Good faith negotiations and pre-contractual liability?
Aisling Developments Ltd v Persimmon Homes Ltd [2008] CSOH 140, issued 24 September 2008, is another case where the arguments focused on contract when perhaps they might have been better targeted on pre-contractual liability.
The facts were as follows. Aisling was a company specialising in the identification of development opportunities, purchasing the relevant land and then re-selling it to developers after obtaining planning permission and carrying out site investigations. In 2001 the company identified a site at Old Craighall, Musselburgh, East Lothian which would be suitable for the relocation which Queen Margaret University College (QMUC) was then seeking to make from its existing site at Clermiston in Edinburgh.
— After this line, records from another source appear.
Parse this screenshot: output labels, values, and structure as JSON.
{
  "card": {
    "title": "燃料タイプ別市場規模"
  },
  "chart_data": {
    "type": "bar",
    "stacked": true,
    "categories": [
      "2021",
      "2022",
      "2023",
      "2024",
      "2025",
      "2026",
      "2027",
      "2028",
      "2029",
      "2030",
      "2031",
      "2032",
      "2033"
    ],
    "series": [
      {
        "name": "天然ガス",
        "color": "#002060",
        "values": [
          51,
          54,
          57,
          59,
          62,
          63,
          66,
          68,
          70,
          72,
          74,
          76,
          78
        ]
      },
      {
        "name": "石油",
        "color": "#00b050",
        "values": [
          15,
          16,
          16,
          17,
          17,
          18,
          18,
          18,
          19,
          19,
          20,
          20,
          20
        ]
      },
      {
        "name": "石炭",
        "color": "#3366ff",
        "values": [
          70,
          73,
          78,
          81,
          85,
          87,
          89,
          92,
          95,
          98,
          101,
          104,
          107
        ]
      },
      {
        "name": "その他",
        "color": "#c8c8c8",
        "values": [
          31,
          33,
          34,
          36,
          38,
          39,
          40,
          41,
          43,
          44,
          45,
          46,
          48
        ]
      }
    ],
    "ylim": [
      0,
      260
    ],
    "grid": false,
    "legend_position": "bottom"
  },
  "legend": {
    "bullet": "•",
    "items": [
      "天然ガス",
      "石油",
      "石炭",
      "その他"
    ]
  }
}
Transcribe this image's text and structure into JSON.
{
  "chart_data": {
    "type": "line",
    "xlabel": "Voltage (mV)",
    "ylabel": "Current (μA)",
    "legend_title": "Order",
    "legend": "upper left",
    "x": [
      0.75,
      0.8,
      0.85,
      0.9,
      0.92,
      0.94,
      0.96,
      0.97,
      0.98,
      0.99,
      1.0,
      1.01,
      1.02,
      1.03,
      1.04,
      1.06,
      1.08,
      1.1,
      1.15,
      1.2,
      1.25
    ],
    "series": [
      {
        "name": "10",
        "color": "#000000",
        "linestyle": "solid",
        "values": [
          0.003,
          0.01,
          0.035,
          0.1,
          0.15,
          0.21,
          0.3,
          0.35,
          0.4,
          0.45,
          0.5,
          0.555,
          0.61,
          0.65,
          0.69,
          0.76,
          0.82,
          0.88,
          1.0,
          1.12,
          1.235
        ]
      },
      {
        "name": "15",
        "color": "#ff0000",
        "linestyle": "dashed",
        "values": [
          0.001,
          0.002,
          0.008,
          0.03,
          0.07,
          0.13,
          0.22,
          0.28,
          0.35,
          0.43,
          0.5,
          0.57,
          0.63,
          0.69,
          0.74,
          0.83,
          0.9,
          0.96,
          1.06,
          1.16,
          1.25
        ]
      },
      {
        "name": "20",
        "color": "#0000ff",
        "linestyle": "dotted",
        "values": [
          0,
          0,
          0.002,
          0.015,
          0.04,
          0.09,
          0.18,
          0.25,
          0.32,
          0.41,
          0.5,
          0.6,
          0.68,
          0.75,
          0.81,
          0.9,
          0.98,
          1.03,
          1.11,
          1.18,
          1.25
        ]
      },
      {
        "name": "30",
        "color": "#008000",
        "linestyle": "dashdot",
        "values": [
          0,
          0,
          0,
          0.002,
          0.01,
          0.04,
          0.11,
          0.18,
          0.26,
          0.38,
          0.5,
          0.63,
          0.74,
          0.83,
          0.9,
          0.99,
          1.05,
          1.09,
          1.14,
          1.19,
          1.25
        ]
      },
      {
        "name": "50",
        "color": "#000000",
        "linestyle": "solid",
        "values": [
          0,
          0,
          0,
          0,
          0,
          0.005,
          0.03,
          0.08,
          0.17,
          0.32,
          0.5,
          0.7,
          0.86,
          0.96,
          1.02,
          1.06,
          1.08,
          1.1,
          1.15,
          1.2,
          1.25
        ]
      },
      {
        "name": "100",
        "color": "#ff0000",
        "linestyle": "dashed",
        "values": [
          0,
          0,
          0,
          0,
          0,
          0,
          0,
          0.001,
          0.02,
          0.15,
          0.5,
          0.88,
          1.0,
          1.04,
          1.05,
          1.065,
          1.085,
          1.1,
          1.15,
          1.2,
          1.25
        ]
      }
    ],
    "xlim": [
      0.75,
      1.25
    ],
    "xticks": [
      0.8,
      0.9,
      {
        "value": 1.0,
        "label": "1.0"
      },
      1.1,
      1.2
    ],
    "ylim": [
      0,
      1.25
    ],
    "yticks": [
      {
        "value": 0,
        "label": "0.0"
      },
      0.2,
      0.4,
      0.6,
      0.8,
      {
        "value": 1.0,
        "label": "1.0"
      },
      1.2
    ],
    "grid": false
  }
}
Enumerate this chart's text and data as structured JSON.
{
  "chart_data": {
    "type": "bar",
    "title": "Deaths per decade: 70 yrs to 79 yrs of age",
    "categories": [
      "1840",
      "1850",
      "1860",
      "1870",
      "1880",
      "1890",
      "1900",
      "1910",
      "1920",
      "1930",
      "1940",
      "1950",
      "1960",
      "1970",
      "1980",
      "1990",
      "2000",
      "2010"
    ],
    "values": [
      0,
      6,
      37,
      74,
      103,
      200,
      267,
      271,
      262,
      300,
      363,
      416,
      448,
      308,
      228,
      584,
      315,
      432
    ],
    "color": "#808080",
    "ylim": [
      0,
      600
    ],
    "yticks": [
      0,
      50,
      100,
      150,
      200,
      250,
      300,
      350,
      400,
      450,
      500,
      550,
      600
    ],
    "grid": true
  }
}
The site was owned by the house-builder Persimmon but its development was restricted by the site’s location in the Edinburgh Green Belt. Aisling saw that the development potential for housing also might be unlocked by an educational development on the site. There followed a complex series of negotiations in which QMUC and Persimmon came into negotiating contact but Aisling were in effect assured by Persimmon that they would have a contract and remuneration for their contribution to the contract which was ultimately agreed by the now University and Persimmon and under which the University acquired and built upon its new location. But eventually Persimmon dropped Aisling altogether, with the latter in consequence suffering a loss of nearly half a million pounds.
Aisling’s arguments that the negotiations had given rise to a contract were ultimately rejected by Lord Glennie after a learned and persuasive analysis of the relevance of “intention to contract” and “agreement on all the essentials” in determining when parties became contractually bound. Lord Glennie does however refer with some disapproval to the conduct of Persimmon in the negotiations, which he refers to in para 62 as their “stringing along” of Aisling. There was evidence, summarised at paras 36-38, of Persimmon assuring Aisling that a contract would be concluded between them and that there was no substantial disagreement on its terms. But, says Lord Glennie, “the court is a court of law, not of business morality” (para 62). His attention had presumably not been drawn to the long line of authority, going back at least to Walker v Milne (1823) 2 S 379 (the Melville Monument case), under which a party’s expenditure occasioned by reliance on another’s assurances that there is a contract between them may be recovered from the latter when the contract fails to materialise. While a finding of liability under this head in Aisling would have extended the law, no great leap is involved (see MacQueen & Thomson, Contract Law in Scotland (2nd edn, 2008) para 2.95), and it would align our law with that of other jurisdictions in Europe (ibid, para 2.96).